Finding that a lot of spammers are grabbing your publicly listed WHOIS email address – sending spam about marketing, web development and fake renewal invoices? Perhaps you don’t want to pay $5+ a year for WHOIS privacy per domain to avoid the spam?
Well, there’s a simple way to stop all of that for free…
Basically, you need a special email address that only the domain registrar can use for their official emails and the rest you don’t want to see.
1. Create a special email address
Add a forwarding email address to use for all your WHOIS data (e.g. firstname.lastname@example.org).
2. Update all your domain registration and other contacts to this email address
Login to your domain registrar and update your registration email address and other contact email addresses from your main email account to the new special one.
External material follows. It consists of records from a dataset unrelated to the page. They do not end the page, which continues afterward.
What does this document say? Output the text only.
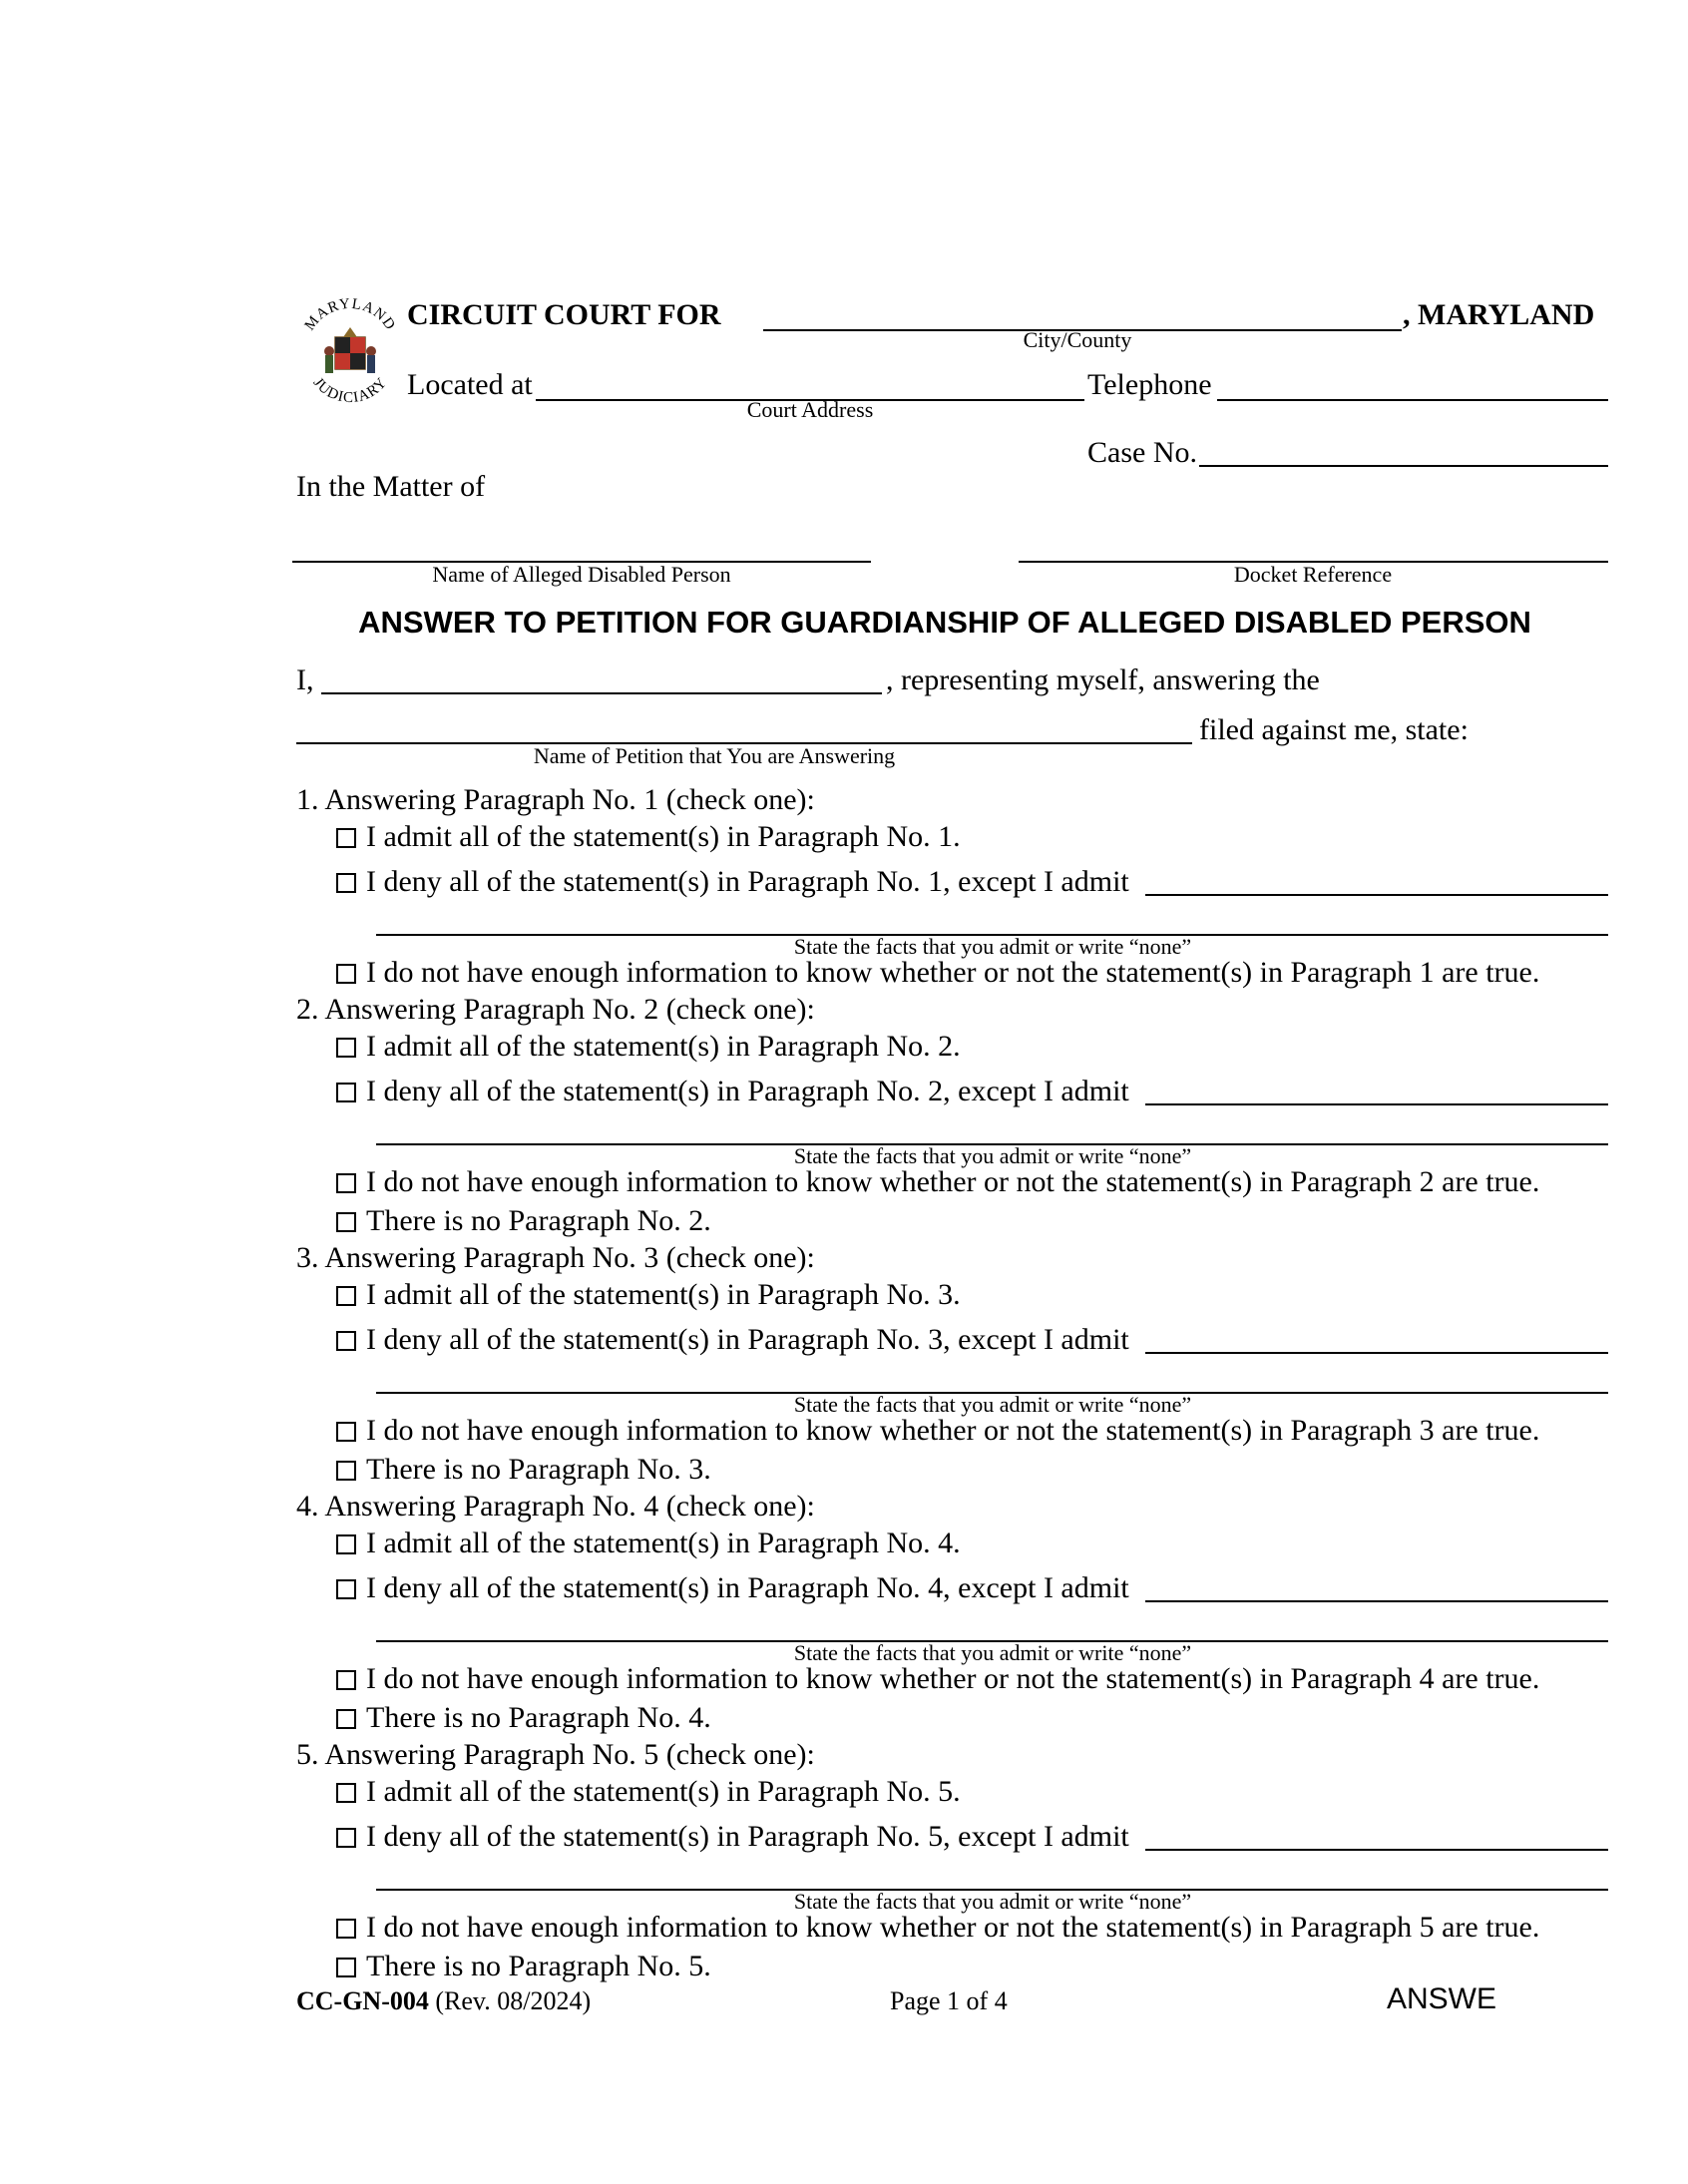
MARYLAND
JUDICIARY
CIRCUIT COURT FOR
City/County
, MARYLAND
Located at
Court Address
Telephone
Case No.
In the Matter of
Name of Alleged Disabled Person	Docket Reference
ANSWER TO PETITION FOR GUARDIANSHIP OF ALLEGED DISABLED PERSON
I,	, representing myself, answering the
filed against me, state:
Name of Petition that You are Answering
1. Answering Paragraph No. 1 (check one):
I admit all of the statement(s) in Paragraph No. 1.
I deny all of the statement(s) in Paragraph No. 1, except I admit
State the facts that you admit or write “none”
I do not have enough information to know whether or not the statement(s) in Paragraph 1 are true.
2. Answering Paragraph No. 2 (check one):
I admit all of the statement(s) in Paragraph No. 2.
I deny all of the statement(s) in Paragraph No. 2, except I admit
State the facts that you admit or write “none”
I do not have enough information to know whether or not the statement(s) in Paragraph 2 are true.
There is no Paragraph No. 2.
3. Answering Paragraph No. 3 (check one):
I admit all of the statement(s) in Paragraph No. 3.
I deny all of the statement(s) in Paragraph No. 3, except I admit
State the facts that you admit or write “none”
I do not have enough information to know whether or not the statement(s) in Paragraph 3 are true.
There is no Paragraph No. 3.
4. Answering Paragraph No. 4 (check one):
I admit all of the statement(s) in Paragraph No. 4.
I deny all of the statement(s) in Paragraph No. 4, except I admit
State the facts that you admit or write “none”
I do not have enough information to know whether or not the statement(s) in Paragraph 4 are true.
There is no Paragraph No. 4.
5. Answering Paragraph No. 5 (check one):
I admit all of the statement(s) in Paragraph No. 5.
I deny all of the statement(s) in Paragraph No. 5, except I admit
State the facts that you admit or write “none”
I do not have enough information to know whether or not the statement(s) in Paragraph 5 are true.
There is no Paragraph No. 5.
CC-GN-004 (Rev. 08/2024)	Page 1 of 4	ANSWE
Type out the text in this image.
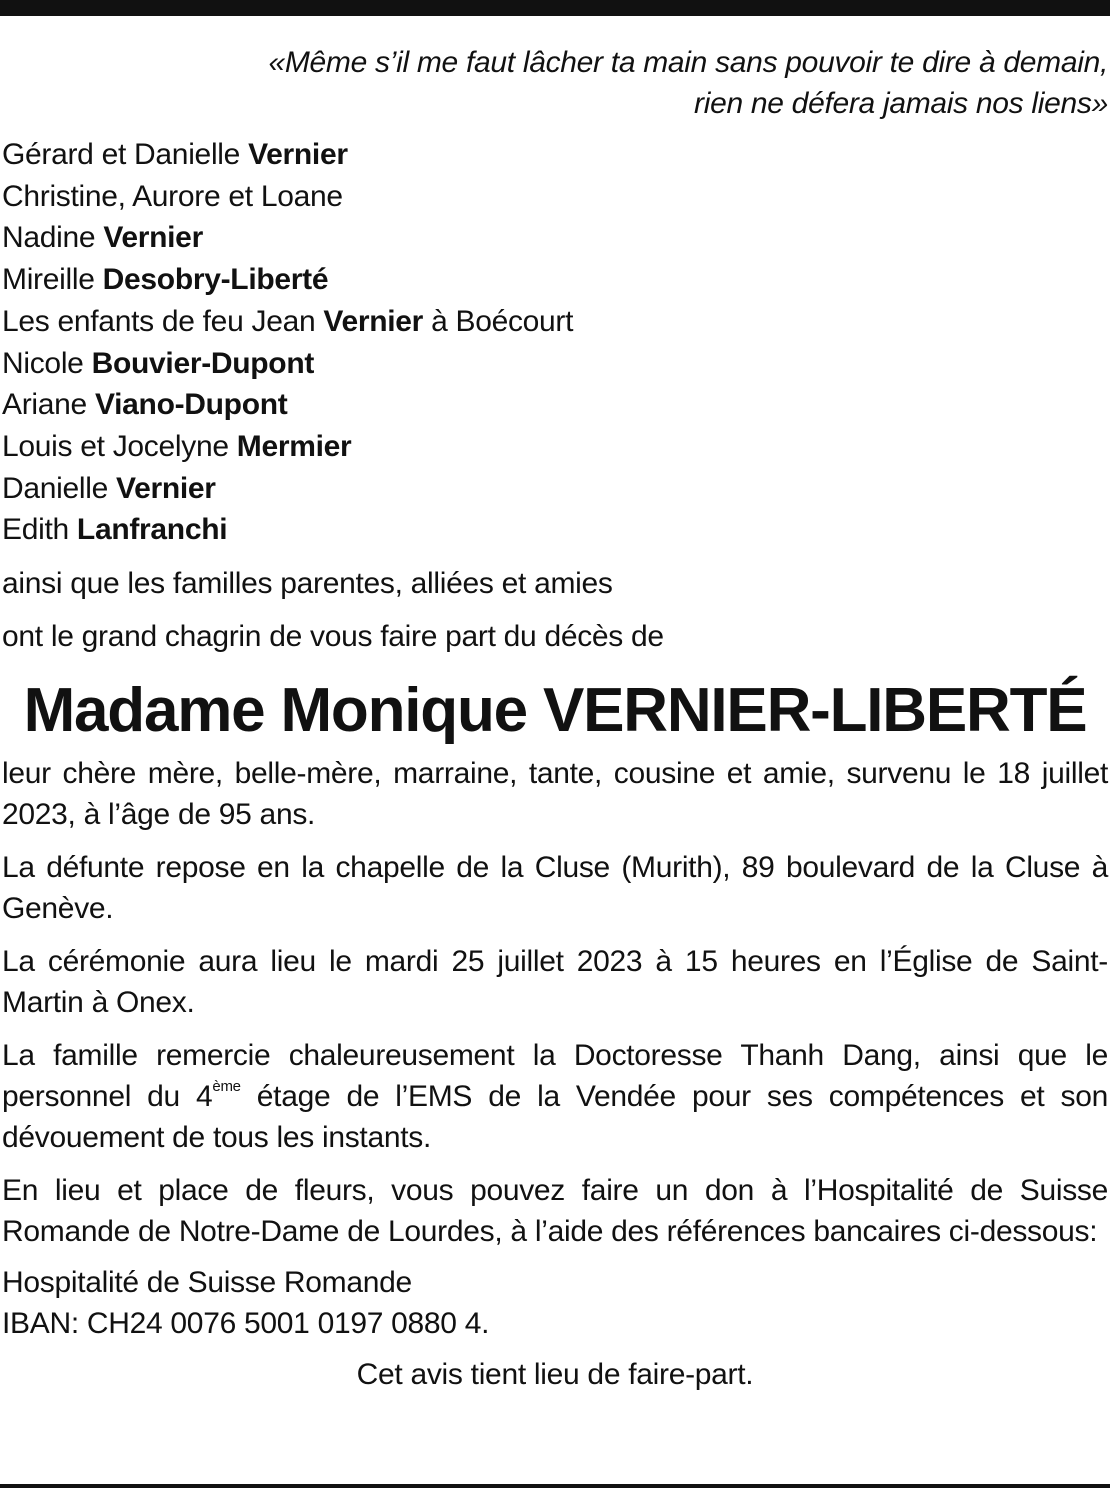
«Même s’il me faut lâcher ta main sans pouvoir te dire à demain,
rien ne défera jamais nos liens»
Gérard et Danielle Vernier
Christine, Aurore et Loane
Nadine Vernier
Mireille Desobry-Liberté
Les enfants de feu Jean Vernier à Boécourt
Nicole Bouvier-Dupont
Ariane Viano-Dupont
Louis et Jocelyne Mermier
Danielle Vernier
Edith Lanfranchi
ainsi que les familles parentes, alliées et amies
ont le grand chagrin de vous faire part du décès de
Madame Monique VERNIER-LIBERTÉ
leur chère mère, belle-mère, marraine, tante, cousine et amie, survenu le 18 juillet 2023, à l’âge de 95 ans.
La défunte repose en la chapelle de la Cluse (Murith), 89 boulevard de la Cluse à Genève.
La cérémonie aura lieu le mardi 25 juillet 2023 à 15 heures en l’Église de Saint-Martin à Onex.
La famille remercie chaleureusement la Doctoresse Thanh Dang, ainsi que le personnel du 4ème étage de l’EMS de la Vendée pour ses compétences et son dévouement de tous les instants.
En lieu et place de fleurs, vous pouvez faire un don à l’Hospitalité de Suisse Romande de Notre-Dame de Lourdes, à l’aide des références bancaires ci-dessous:
Hospitalité de Suisse Romande
IBAN: CH24 0076 5001 0197 0880 4.
Cet avis tient lieu de faire-part.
3. Note down valid words, codes and phrases
In your email client, look over your valid emails from your domain registrar (that’s about it for valid emails to this address). Note down some unique words and phrases that would only be sent by your registrar. Ensure you make a note of words involved with possible domain transfers as these are annoying to mislay.
4. Create a new email filter with these words
In cPanel, or your hosting control panel, go to Email Filters and create a new filter with these words. The first rule should match the email address and all the subsequent rules should check that the email does not contain the key words. Remember to set “and” to link these together. Set the action to fail (just like an invalid email).
5. Test the filter
In the main email filter screen, you can write a short message to this email address. Leave out any of the key words and phrases. It should fail. Do the same, this time listing one of the key words.
If you change registrar or don’t receive an expected email, it would be good to check over the rules. Don’t list your name (as it appears in the WHOIS). If you can, try setting one of the key words as your account username or ID, this is a good way to avoid false positives.